As Robinson darts around the surgical suite, she thinks back to the 2,800-mile journey to rescue Monkey and nine other bears. The animals came from a farm in China’s Shandong Province, where they’d lived in small rusted cages and wore heavy armored jackets designed to restrict their movements. Metal hooks and rings held in place permanent latex catheters. The medieval-looking equipment was used to extract the bears’ bile, which is used in Traditional Chinese Medicine and sometimes finds its way illegally to the United States. Robinson, the 53-year-old founder and CEO of the non-profit Animals Asia Foundation, has worked for 18 years to end bile farming, a practice that many traditional-medicine practitioners call cruel and unneeded.

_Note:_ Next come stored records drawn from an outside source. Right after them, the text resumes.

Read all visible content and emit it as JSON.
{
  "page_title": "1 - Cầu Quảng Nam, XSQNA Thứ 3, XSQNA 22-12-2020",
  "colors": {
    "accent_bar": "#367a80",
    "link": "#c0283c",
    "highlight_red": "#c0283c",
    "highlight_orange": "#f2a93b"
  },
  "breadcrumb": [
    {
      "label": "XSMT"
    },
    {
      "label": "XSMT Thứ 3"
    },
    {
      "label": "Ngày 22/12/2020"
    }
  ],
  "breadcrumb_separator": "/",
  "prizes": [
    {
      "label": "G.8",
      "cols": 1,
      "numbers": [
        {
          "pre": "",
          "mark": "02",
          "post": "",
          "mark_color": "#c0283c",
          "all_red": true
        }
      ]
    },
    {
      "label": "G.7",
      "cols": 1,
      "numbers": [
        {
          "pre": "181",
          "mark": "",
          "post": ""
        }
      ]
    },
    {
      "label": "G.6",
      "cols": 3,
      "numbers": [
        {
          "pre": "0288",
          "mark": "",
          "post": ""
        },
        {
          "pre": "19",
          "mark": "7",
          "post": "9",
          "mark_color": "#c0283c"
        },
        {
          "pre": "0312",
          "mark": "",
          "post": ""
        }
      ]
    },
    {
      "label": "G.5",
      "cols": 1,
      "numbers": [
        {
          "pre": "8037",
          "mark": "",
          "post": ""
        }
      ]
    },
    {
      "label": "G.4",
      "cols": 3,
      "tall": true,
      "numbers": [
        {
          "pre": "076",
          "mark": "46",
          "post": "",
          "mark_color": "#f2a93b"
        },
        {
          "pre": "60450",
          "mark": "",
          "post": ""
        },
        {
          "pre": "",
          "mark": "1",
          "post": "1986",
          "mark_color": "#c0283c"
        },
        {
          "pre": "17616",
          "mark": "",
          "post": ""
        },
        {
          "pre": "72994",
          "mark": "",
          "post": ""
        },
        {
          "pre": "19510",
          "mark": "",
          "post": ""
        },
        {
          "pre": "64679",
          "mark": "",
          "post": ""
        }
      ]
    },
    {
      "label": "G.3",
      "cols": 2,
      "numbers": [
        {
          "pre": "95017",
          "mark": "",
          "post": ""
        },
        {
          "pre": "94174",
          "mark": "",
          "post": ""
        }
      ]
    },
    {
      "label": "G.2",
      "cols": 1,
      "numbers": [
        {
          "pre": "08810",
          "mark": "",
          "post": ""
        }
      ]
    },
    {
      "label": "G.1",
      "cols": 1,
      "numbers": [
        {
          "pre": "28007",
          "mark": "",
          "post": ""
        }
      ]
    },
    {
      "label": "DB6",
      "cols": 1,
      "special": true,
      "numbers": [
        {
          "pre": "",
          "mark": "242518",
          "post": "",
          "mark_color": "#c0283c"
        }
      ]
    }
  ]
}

Since 2000, Robinson’s foundation has negotiated the closure of 43 Chinese bile farms and the release of 277 bears. It learns about the farms from government officials and the public. The damaged creatures cannot survive in the wild, so Animals Asia has set up a bamboo-shaded sanctuary on 33 acres near Chengdu, in Sichuan Province. Here, they have access to grassy enclosures equipped with hammocks, wading pools, and climbing bars. They enjoy fresh fruits and vegetables, quality medical care, and the company of one another. The foundation runs a second sanctuary in Vietnam, where it has rescued 90 bears.
But before Monkey can relax with the others, she must first undergo several medical procedures. Today, veterinarian Monica Bando will remove the bear’s gall bladder, ruined after years of bile extraction. Bando will also look for embedded hardware, along with signs of liver cancer, believed to be a product of the cascading inflammatory responses to a lifetime of physical assaults. "She’s not out of the woods," says Robinson, sounding like an anxious mom.

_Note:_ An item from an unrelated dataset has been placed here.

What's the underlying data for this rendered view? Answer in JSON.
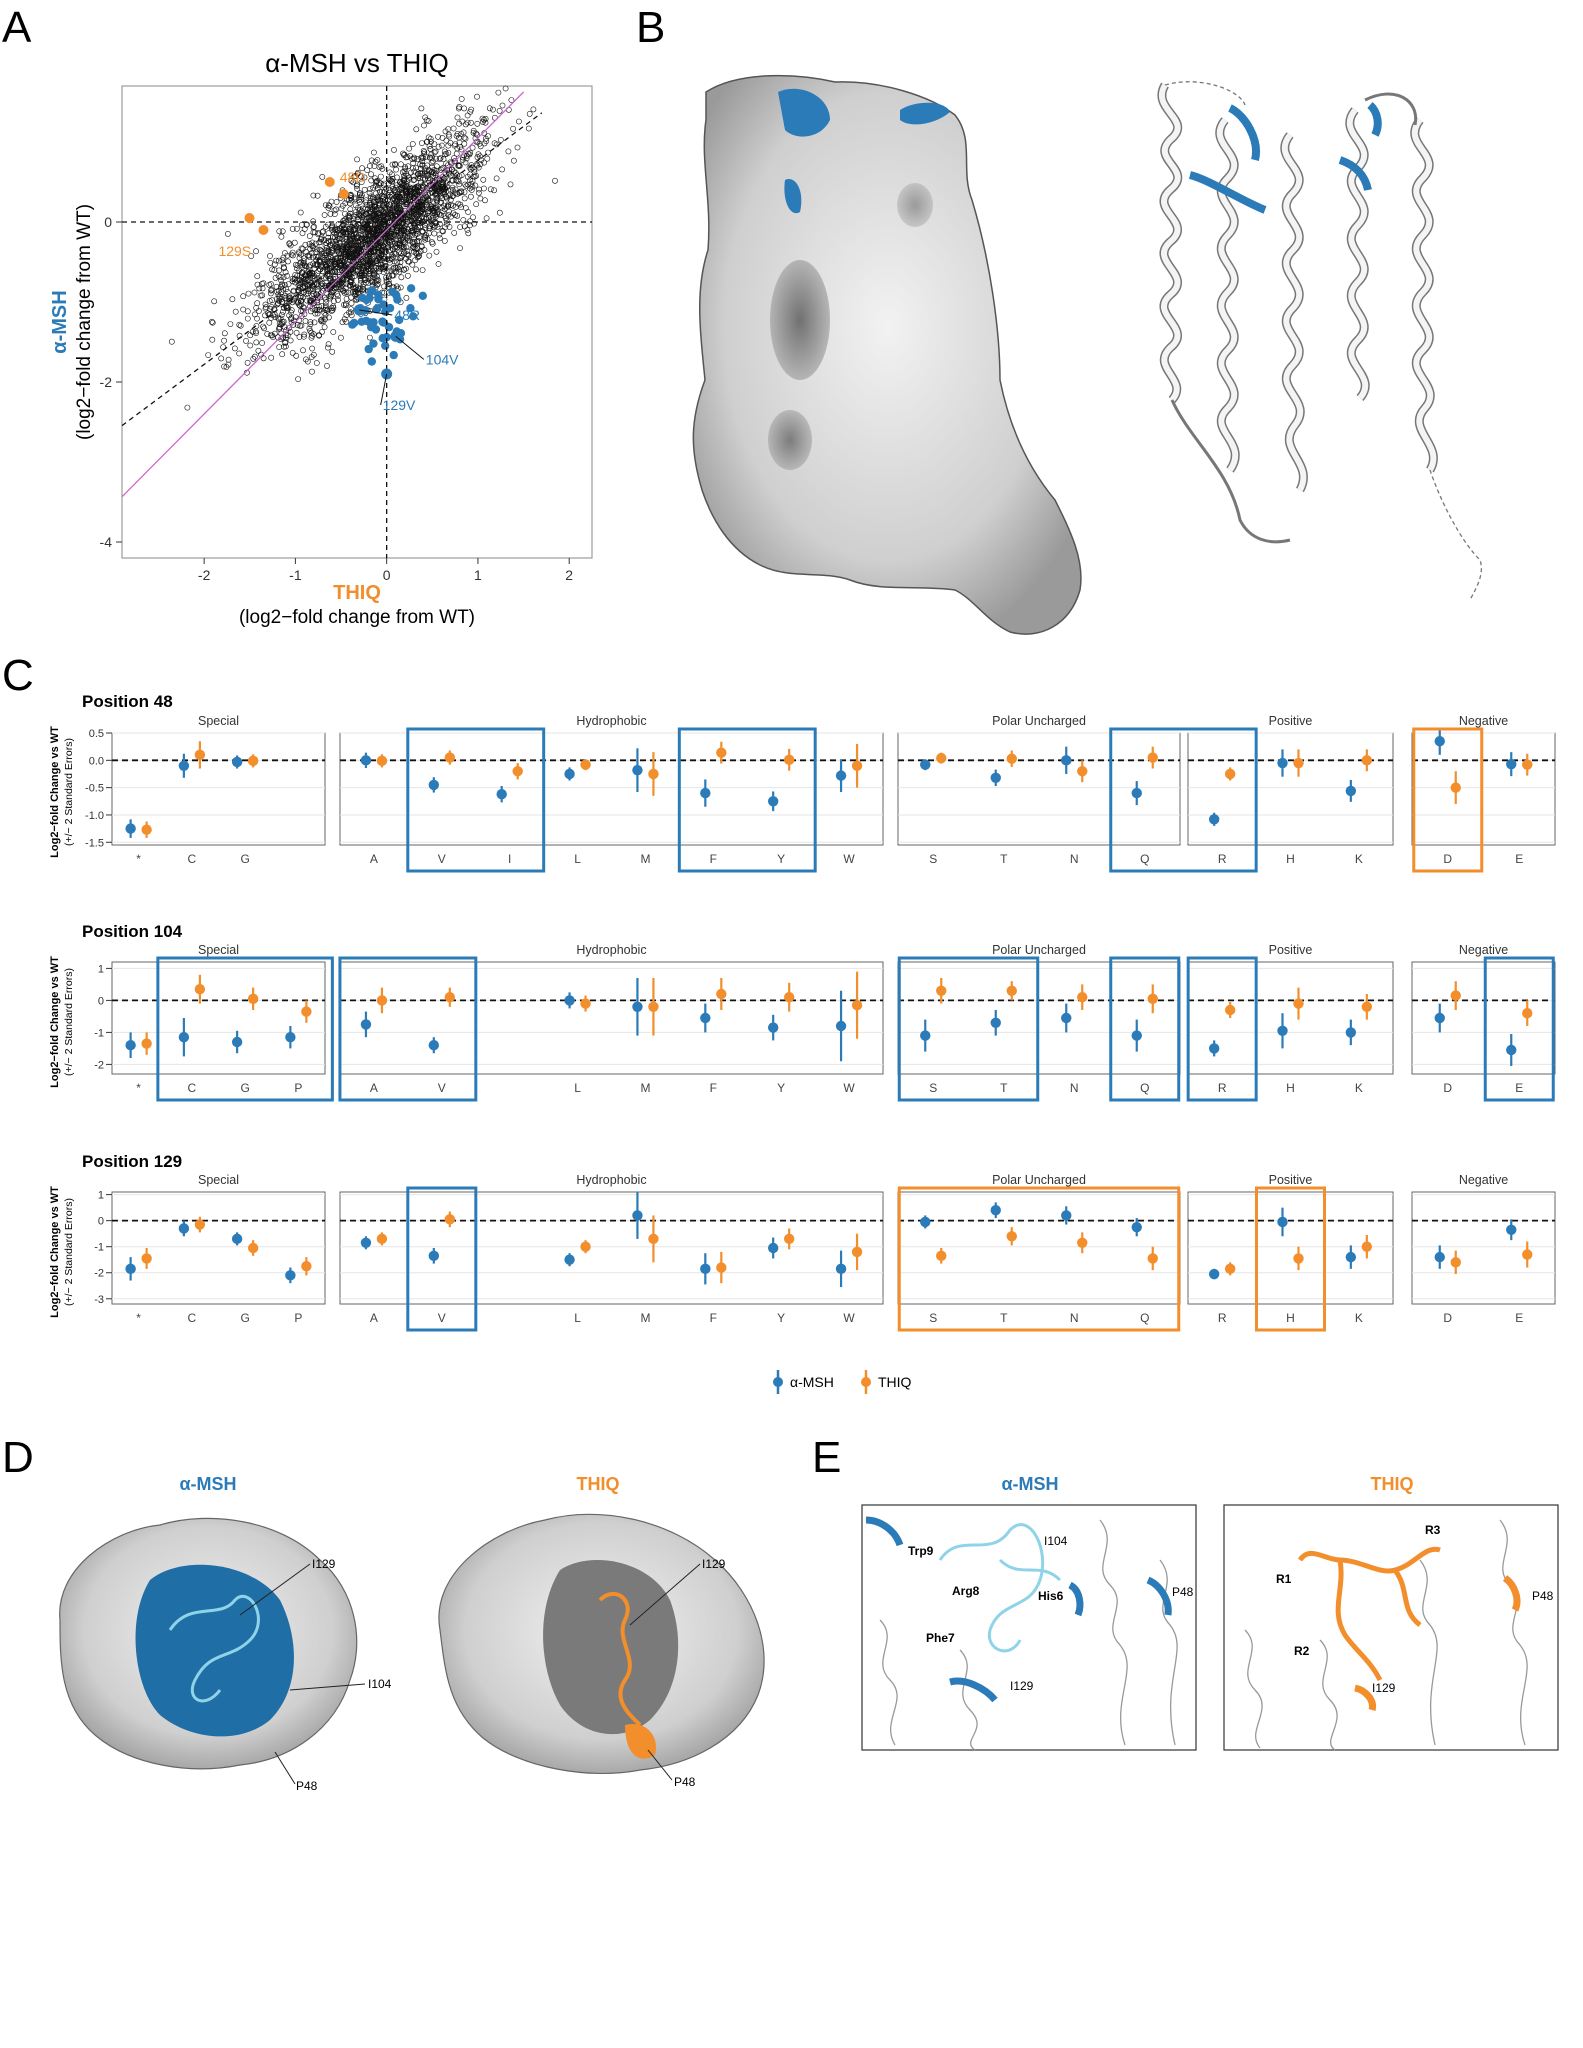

As Bando gets ready to lay down the surgical drape, Robinson picks up a clipboard with Monkey’s medical record. "Small thin bear," it says. "Clearly had metal jacket on." Monkey has joint problems and a hernia, and her teeth are ground down from chewing nervously on the bars of her farm cage. The chart’s first page chronicles a multitude of chest injuries, particularly around the catheter site. "They have a whole storyboard of pain," Robinson says.
Robinson was working for the International Fund for Animal Welfare (IFAW) in Hong Kong when she received a call from a journalist friend in 1993. "My God, I’ve just been to one of these horrendous bear farms," she recalls him saying. "Jill, you have to go." Robinson -- a British-born animal lover whose dreams of veterinary school were dashed when she failed chemistry and physics -- knew nothing about moon bears (also called Asiatic black bears) and little about bile farming. But she traveled to China’s Guangdong Province and tagged along on a farm tour, sanitized for tourists. She watched as the farmers showed off a pit containing about 20 breeding bears and encouraged visitors to tease the hungry creatures by dangling apples from a fishing line.
As the others were ushered into a bile shop, Robinson broke away and slipped downstairs into a dark basement where the bile bears, some of them skeletally thin, lived inside foul-smelling cages. "I could see shadows inside, and I could hear popping vocalizations," she says. "The closer I got to the cages, the louder and more frantic these vocalizations became. I realized that my presence was causing them anxiety that something horrible was going to happen." The memory of that day still evokes tears.
"When I got close to the cage, I could see exactly why they were afraid," she continues. "They were in an awful, awful state. Some of them had grown into the cage bars. They had scars running the length of their bodies. They had had their teeth cut back to gum level. Some of them had missing paws from being caught illegally in the wild in leg-hold traps. And all of them were out of their heads with fear."
Before that visit, nothing had infuriated Robinson so profoundly. IFAW sent her photos around the world, sparking outrage from the media and the public. Robinson contacted Chinese government officials, who agreed to meet with her. And she set out to educate herself about bile, bear farms, and Traditional Chinese Medicine.